Search agents connect LLMs to the Internet, enabling access to broader and more up-to-date information. However, unreliable search results may also pose safety threats to end users, establishing a new threat surface. In this work, we conduct two in-the-wild experiments to demonstrate both the prevalence of low-quality search results and their potential to misguide agent behaviors. To counter this threat, we introduce an automated red-teaming framework that is systematic, scalable, and cost-efficient, enabling lightweight and harmless safety assessments of search agents. Building on this framework, we construct the SafeSearch benchmark, which includes 300 test cases covering five categories of risks (e.g., misinformation and indirect prompt injection). Using this benchmark, we evaluate three representative search agent scaffolds, covering search workflow, tool-calling, and deep research, across 7 proprietary and 8 open-source backend LLMs. Our results reveal substantial vulnerabilities of LLM-based search agents: when exposed to unreliable websites, the highest ASR reached 90.5% for GPT-4.1-mini under a search workflow setting. Moreover, our analysis highlights the limited effectiveness of common defense practices, such as reminder prompting. This emphasizes the value of our framework in promoting transparency for safer agent development. Our codebase and test cases are publicly available: https://github.com/jianshuod/SafeSearch.

🔍 Key Points

  • Introduces an automated red-teaming framework for assessing the safety of LLM-based search agents, which is systematic, scalable, and cost-effective.
  • Developed the SafeSearch benchmark comprising 300 test cases across five categories of risks, including misinformation and harmful outputs, allowing for thorough assessment of search agent vulnerabilities.
  • Conducted experiments revealing vulnerabilities of LLM-based search agents, with findings that demonstrate significant risks posed by unreliable search results, such as up to 90.5% attack success rate in certain settings.
  • Evaluated defense strategies, highlighting the limited effectiveness of common practices like reminder prompting and emphasizing the need for more robust safety mechanisms.
  • Demonstrated the ability of search agents to achieve both safety and helpfulness through better design, particularly under complex scaffold systems.

💡 Why This Paper Matters

This paper makes significant strides in understanding and mitigating the risks associated with LLM-based search agents, a critical area as these agents become more integrated into information retrieval systems. By providing a systematic approach to identifying safety vulnerabilities, this work lays the groundwork for creating safer AI systems that can navigate the complexities of real-world internet content. This is invaluable for the development of AI technologies that must responsibly handle information.
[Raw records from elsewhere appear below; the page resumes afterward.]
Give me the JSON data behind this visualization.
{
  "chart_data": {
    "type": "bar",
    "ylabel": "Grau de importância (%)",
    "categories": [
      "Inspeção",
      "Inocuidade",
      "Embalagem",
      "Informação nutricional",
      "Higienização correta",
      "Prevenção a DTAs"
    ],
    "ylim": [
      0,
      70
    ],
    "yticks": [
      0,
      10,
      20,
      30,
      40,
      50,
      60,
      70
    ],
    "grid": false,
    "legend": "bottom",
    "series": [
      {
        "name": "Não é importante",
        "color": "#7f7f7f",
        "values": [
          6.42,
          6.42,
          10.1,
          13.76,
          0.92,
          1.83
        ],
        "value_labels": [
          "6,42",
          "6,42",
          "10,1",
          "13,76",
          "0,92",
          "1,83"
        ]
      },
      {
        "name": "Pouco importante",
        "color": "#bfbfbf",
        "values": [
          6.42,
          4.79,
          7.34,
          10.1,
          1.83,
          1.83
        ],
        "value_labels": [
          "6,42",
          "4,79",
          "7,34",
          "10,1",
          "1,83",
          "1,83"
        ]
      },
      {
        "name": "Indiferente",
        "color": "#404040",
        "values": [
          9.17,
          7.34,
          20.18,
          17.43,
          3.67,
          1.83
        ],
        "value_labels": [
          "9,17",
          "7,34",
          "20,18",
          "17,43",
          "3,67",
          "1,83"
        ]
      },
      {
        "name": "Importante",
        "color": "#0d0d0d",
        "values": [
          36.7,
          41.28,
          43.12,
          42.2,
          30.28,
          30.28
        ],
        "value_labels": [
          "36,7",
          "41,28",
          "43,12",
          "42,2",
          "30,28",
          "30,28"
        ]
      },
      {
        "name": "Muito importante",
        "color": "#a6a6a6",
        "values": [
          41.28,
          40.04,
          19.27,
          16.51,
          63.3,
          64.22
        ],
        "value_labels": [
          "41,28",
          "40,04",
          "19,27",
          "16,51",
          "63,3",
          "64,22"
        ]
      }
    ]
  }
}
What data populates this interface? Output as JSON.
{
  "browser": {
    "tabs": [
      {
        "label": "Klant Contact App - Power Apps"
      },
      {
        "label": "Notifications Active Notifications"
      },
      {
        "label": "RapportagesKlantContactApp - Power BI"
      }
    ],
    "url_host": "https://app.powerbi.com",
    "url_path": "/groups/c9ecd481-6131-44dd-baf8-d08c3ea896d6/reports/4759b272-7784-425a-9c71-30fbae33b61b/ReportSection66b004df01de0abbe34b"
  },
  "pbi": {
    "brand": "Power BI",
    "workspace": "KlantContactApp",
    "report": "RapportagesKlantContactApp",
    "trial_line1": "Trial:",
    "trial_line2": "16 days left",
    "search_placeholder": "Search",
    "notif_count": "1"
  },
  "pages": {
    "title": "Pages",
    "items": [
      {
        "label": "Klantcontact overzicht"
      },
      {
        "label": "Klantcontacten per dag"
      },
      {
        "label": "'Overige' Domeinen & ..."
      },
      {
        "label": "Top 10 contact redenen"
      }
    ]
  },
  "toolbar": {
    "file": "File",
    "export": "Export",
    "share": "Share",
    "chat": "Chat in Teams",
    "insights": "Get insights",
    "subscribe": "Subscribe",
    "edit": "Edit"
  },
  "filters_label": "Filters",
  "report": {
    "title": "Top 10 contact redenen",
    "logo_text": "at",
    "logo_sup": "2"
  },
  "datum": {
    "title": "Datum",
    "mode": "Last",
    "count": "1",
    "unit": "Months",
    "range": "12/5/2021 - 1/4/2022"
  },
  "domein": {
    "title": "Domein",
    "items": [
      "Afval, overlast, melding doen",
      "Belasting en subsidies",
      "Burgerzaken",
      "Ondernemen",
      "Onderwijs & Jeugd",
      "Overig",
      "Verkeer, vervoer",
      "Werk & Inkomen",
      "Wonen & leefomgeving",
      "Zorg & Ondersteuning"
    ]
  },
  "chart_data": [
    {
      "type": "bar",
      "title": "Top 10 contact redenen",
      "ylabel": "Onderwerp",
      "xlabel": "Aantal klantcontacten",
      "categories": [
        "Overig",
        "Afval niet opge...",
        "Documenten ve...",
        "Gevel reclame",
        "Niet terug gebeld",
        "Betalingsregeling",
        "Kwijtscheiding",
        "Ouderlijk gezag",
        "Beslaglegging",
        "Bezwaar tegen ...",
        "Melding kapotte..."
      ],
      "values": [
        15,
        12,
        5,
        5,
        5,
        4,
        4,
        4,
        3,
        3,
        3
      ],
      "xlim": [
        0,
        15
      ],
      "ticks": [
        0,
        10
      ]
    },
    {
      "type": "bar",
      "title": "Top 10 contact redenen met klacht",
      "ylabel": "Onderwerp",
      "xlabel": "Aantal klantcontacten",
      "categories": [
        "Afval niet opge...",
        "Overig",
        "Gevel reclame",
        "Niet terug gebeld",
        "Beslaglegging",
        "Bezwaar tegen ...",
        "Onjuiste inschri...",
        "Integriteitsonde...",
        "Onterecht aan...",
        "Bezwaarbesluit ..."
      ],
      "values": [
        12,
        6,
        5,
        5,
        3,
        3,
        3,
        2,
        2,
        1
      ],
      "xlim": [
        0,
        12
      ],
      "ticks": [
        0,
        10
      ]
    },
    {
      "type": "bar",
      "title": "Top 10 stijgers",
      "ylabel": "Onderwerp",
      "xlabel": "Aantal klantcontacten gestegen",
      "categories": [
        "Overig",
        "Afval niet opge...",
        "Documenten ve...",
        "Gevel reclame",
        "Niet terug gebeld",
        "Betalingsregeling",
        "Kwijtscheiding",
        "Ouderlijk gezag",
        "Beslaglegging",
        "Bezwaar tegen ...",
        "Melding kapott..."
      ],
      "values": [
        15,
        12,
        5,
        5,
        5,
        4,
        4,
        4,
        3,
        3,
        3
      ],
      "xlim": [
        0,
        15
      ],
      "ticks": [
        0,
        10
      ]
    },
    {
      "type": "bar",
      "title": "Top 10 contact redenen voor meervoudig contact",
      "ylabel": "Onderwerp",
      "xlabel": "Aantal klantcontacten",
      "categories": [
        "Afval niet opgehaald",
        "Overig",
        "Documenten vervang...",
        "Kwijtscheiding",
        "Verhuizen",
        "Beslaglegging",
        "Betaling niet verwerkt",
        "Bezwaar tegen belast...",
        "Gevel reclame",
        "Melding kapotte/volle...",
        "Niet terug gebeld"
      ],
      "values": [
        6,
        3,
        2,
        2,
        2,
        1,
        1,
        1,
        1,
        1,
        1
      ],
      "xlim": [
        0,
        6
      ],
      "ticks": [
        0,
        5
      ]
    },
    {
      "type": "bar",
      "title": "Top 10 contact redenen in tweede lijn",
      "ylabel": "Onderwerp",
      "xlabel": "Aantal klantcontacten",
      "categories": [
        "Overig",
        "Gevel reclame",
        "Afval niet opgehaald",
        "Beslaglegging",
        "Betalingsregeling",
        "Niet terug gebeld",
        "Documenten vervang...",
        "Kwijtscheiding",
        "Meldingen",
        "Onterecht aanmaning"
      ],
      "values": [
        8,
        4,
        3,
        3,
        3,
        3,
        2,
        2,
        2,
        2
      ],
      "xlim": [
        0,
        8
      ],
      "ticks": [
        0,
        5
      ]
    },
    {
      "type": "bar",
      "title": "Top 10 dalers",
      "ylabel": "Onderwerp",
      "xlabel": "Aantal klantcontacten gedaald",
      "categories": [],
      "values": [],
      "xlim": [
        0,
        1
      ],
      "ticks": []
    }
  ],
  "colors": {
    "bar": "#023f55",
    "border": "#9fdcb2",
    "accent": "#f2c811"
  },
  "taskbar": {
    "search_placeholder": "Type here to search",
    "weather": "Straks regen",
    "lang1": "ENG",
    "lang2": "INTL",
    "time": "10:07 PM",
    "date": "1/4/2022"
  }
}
🎯 Why It's Interesting for AI Security Researchers

As AI systems are increasingly deployed in real-world scenarios, understanding and ensuring their safety becomes paramount. This paper addresses crucial aspects of AI security, particularly regarding the vulnerabilities that arise when LLMs interact with real-time search results. As such, it is highly relevant for AI security researchers interested in developing robust defense mechanisms and safety protocols for intelligent systems that leverage external information sources.